Antonio Skarmeta

The poet in twilight: Neruda before the fall

Milagro's 'Ardiente Paciencia' is a sweet lovers' tale before the outside world lowers the boom

To quote the flower-selling daughter of a well-known Cockney philosopher and man-about-town, “Words! Words! Words! I’m so sick of words! … Is that all you blighters can do?”

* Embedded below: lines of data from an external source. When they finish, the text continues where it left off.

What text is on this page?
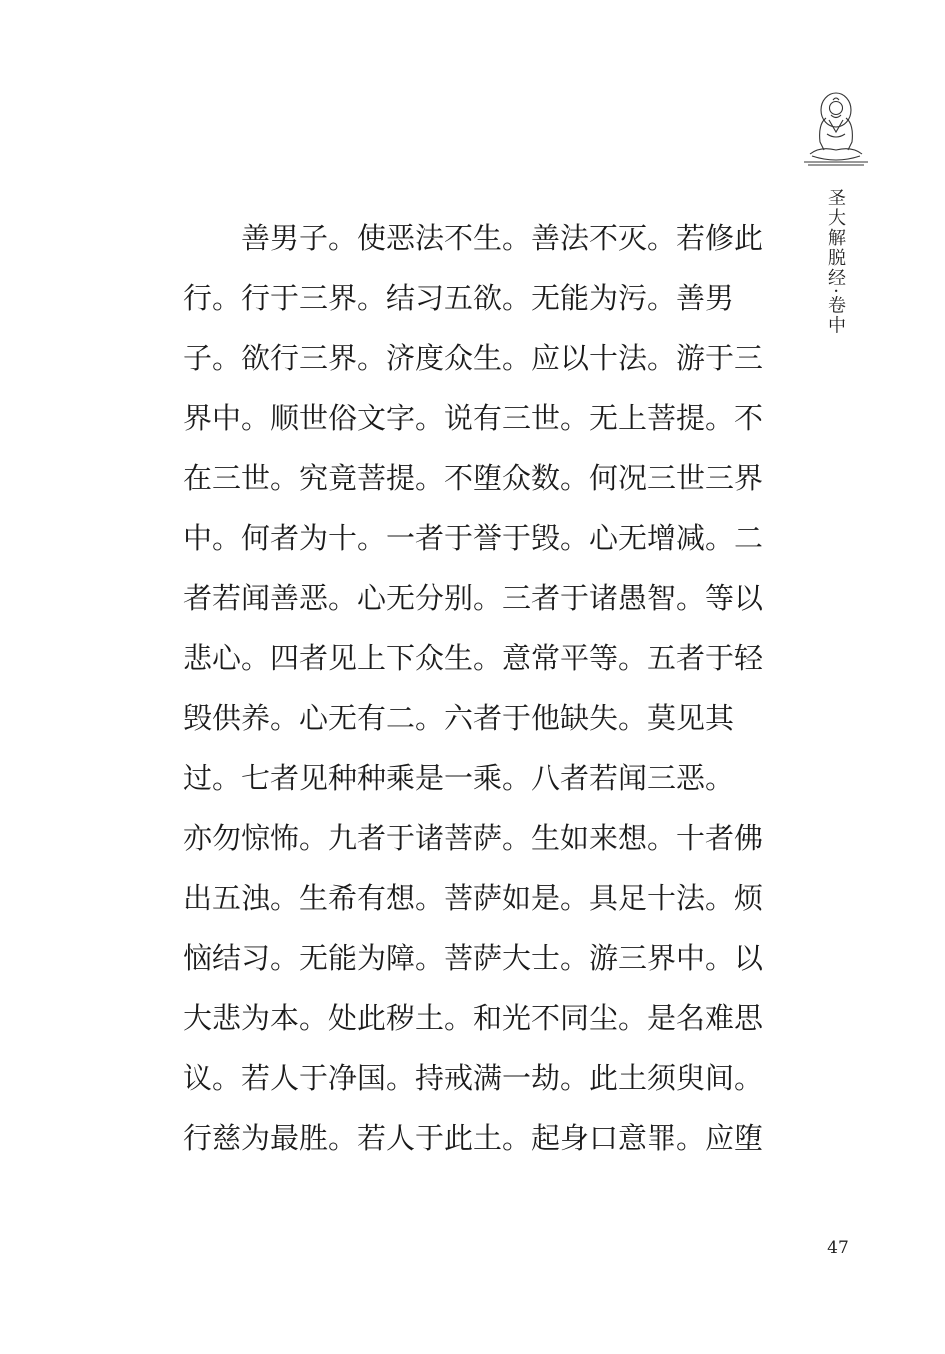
圣大解脱经·卷中
善男子。使恶法不生。善法不灭。若修此
行。行于三界。结习五欲。无能为污。善男
子。欲行三界。济度众生。应以十法。游于三
界中。顺世俗文字。说有三世。无上菩提。不
在三世。究竟菩提。不堕众数。何况三世三界
中。何者为十。一者于誉于毁。心无增减。二
者若闻善恶。心无分别。三者于诸愚智。等以
悲心。四者见上下众生。意常平等。五者于轻
毁供养。心无有二。六者于他缺失。莫见其
过。七者见种种乘是一乘。八者若闻三恶。
亦勿惊怖。九者于诸菩萨。生如来想。十者佛
出五浊。生希有想。菩萨如是。具足十法。烦
恼结习。无能为障。菩萨大士。游三界中。以
大悲为本。处此秽土。和光不同尘。是名难思
议。若人于净国。持戒满一劫。此土须臾间。
行慈为最胜。若人于此土。起身口意罪。应堕
47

Andrade, Samayoa, Mendoza: the poet and the lovers. Russell J. Young Photography

Andrade, Samayoa, Mendoza: the poet and the lovers. Russell J. Young Photography

Well, no. But even among the most poetically besotted, there are times when life moves beyond the magic of words, and speech should stop. Such a moment arrives, in Antonio Shármenta’s play Ardiente Paciencia, when the young lovers Mario and Beatriz drop their pretenses and their speaking and a good deal of their clothing, and do a slow sensual dance, rolling a fragile raw egg over each other’s bodies in looping patterns that may be like writing and are definitely about feeling and touching and just being. As Miss Eliza Doolittle wouldn’t have had to say if Freddy Eynsford-Hill had had half the gumption and animal sense of Mario the postman, just shut up and show her.

Words are central to Ardiente Paciencia, which has just opened at Milagro Theatre, and which revolves around the great Chilean poet Pablo Neruda, in the latter years of his life but mostly before the 1973 right-wing coup d’état by Augusto Pinochet and his troops. That other, earlier, September 11 atrocity overthrew Salvador Allende’s elected Socialist government, with which the longtime Communist Neruda had been allied, and inaugurated decades of repression in a nation that had been a comparative beacon of democracy in South America.